Écrit par sur août 13, 2018

Quelles étaient les motivations des agresseurs ayant blessé 7 jeunes à Beaune (Côte-d'Or) la nuit du 30 juillet en leur tirant dessus au fusil, après avoir tenté de leur foncer dessus en Renault Clio quelques heures plus tôt ? S'agissait-il d'un d'un acte à caractère raciste, comme le soutiennent les victimes? 

Alors que deux suspects aux lourds casiers judiciaires ontété interpellés et placés en garde à vue vendredi, certains sites d'extrême droite affirment connaître les détails cette affaire particulièrement médiatisée. « Fusillade "raciste" de Beaune : il s’agissait finalement d’un règlement de compte (sic) lié à un trafic de voitures entre gens du voyage et Maghrébins » titrait ainsi dès le samedi 11 août le blog Fdesouche.

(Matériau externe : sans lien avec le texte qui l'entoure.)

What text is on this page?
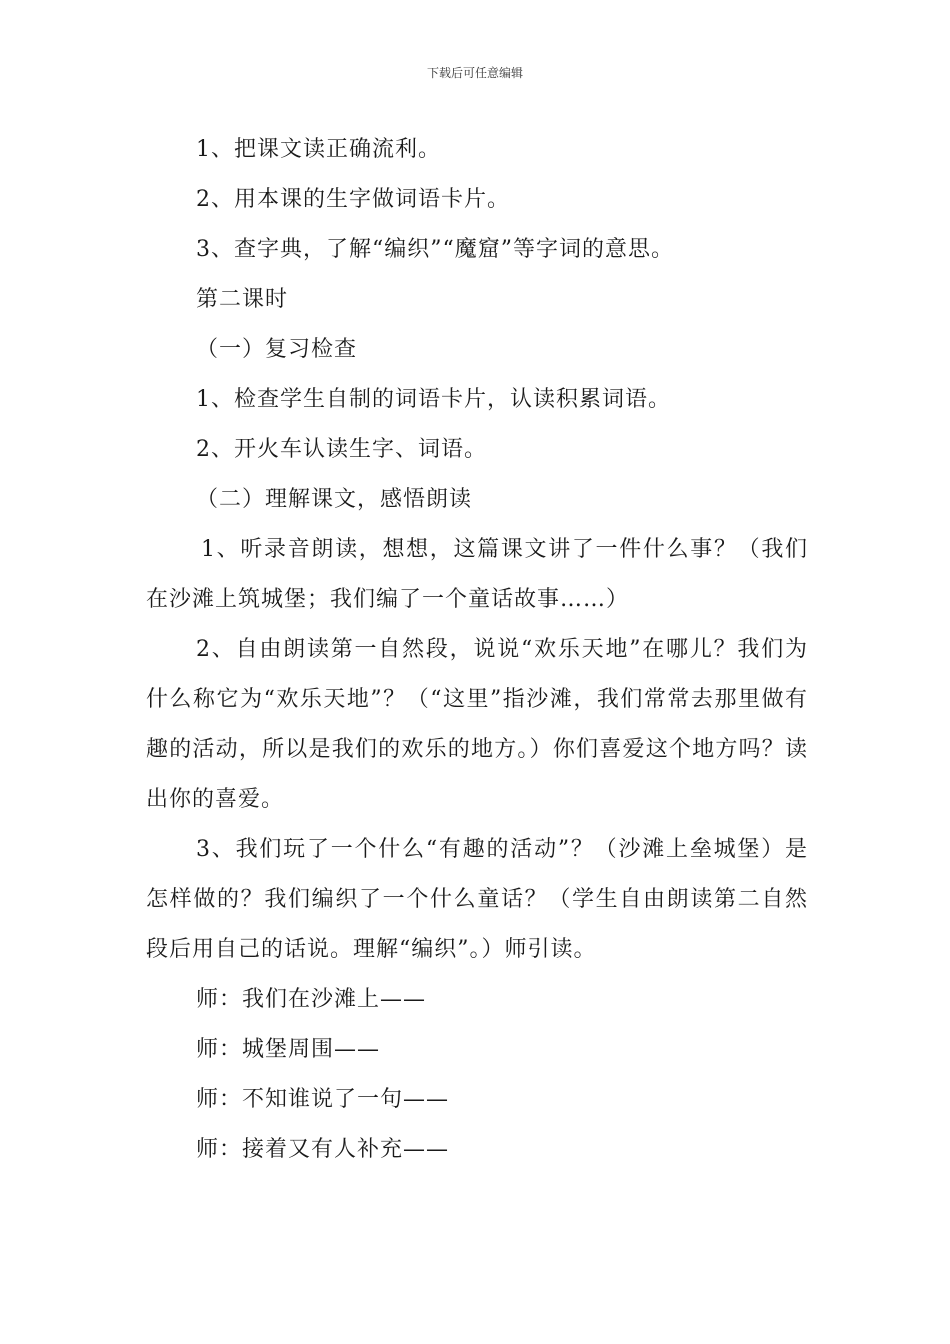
下载后可任意编辑

1、把课文读正确流利。

2、用本课的生字做词语卡片。

3、查字典，了解“编织”“魔窟”等字词的意思。

第二课时

（一）复习检查

1、检查学生自制的词语卡片，认读积累词语。

2、开火车认读生字、词语。

（二）理解课文，感悟朗读

1、听录音朗读，想想，这篇课文讲了一件什么事？（我们在沙滩上筑城堡；我们编了一个童话故事……）

2、自由朗读第一自然段，说说“欢乐天地”在哪儿？我们为什么称它为“欢乐天地”？（“这里”指沙滩，我们常常去那里做有趣的活动，所以是我们的欢乐的地方。）你们喜爱这个地方吗？读出你的喜爱。

3、我们玩了一个什么“有趣的活动”？（沙滩上垒城堡）是怎样做的？我们编织了一个什么童话？（学生自由朗读第二自然段后用自己的话说。理解“编织”。）师引读。

师：我们在沙滩上——

师：城堡周围——

师：不知谁说了一句——

师：接着又有人补充——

Le site avance cette affirmation en reprenant une phrase d' un article de France 3 Bourgogne-Franche-Comté publié le même jour : « Selon les informations de France 2, les suspects sont originaires de la communauté des gens du voyage et se sont cachés dans différents camps au cours de leur cavale… » Or, selon Thierry Bas, procureur adjoint de la République de Dijon contacté par 20 Minutes, « c'est de l'invention pure et simple, de la désinformation : rien ne permet d'affirmer qu'il s'agit de gens du voyage. »

 

Thierry Bas ne cache pas sa colère face à cette affirmation fausse « qui viendrait d'un article de La Provence » selon l'écho qui lui en a été fait. Le 11 août, quelques heures avant la publication de l'article de France 3, le quotidien régional avance en effet cette information au conditionnel : « Selon une source proche du dossier, les deux hommes interpellés seraient des membres de la communauté des gens du voyage. »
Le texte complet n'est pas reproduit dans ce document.